Now for sure, this can change. Erick Aybar, for instance, might make the team, possibly as a bench player, though I feel that would be a long shot. The Twins offense was extremely good last year, and I expect that would carry over to this year. Mauer seemed to regain his pre-injury 2013 form, and Brian Dozier is always good. Sano will provide power, along with Morrison. Polanco, Rosario, and Buxton all broke out at different points of the year last year, and should all continue their rise. Kepler had an up and down offensive year, but should be able to continue to put it together and provide a solid offensive year. Off the bench, Escobar provides versatility and power, while Adrianza provides speed along with versatility. Granite is a speedy outfielder, and Grossman is a high on-base guy. Garver will spell Castro at catcher. The bullpen, with its new additions, should be much more reliable. Taylor Rogers was a good lefty, while Hildenberger was impressive, as was Busenitz in his rookie year. The veteran additions will shore up these three young guys.

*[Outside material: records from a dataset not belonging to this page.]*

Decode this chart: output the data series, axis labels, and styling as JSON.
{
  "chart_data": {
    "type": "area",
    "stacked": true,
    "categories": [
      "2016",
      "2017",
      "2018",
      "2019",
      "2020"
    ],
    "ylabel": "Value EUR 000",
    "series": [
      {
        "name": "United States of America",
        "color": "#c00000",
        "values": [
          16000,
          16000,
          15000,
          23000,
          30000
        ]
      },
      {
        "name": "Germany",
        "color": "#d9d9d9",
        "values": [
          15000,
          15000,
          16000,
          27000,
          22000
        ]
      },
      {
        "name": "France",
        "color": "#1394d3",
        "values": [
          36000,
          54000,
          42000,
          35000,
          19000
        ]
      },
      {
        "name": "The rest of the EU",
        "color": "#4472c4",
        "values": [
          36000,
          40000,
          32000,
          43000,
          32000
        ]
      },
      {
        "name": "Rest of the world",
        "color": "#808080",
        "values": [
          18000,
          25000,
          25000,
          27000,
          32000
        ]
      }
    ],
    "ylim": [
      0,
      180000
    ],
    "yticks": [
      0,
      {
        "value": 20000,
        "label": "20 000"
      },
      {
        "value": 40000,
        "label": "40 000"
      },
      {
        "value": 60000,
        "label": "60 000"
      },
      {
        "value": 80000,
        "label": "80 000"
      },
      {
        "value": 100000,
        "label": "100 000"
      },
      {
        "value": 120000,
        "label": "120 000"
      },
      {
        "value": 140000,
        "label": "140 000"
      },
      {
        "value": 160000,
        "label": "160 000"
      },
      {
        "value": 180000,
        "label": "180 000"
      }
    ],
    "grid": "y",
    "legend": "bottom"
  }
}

As for starters, Berrios should continue to improve, and could even overtake Ervin Santana as the Twin's ace. Odorizzi, at the least, is a solid veteran pitcher, who, at the best, is an excellent pitcher. Gibson will be good if he can build off of his second half from last year. Mejia is a grinder, and can usually provide you with five to six solid innings. Hughes is a veteran who has performed decent in Spring Training and will likely be given the opportunity to start again in his return from injury, partially because of the amount of money the Twins owe him yet.

The Twins seemed to improve over the offseason, and should again be in competition for a playoff spot. I predict they will again finish 2nd in the AL Central, and will take the 1st wildcard spot, hosting a playoff game. The Twins' offense should improve off an already really good showing last year, and the pitching has solidified enough to get the Twins to 90 wins. I believe the Twins will go 91-71, improving off of last year and making another playoff push. Once in the playoffs, depending how match-ups shake out, I could see the Twins making a run, though not to the World Series. If the match-ups were favorable, maybe they could go to the ALCS, though I would prefer if the Twins could get hot late and shock the baseball world with a World Series victory. I doubt that, but I am hopeful for another successful season of Minnesota Twins baseball.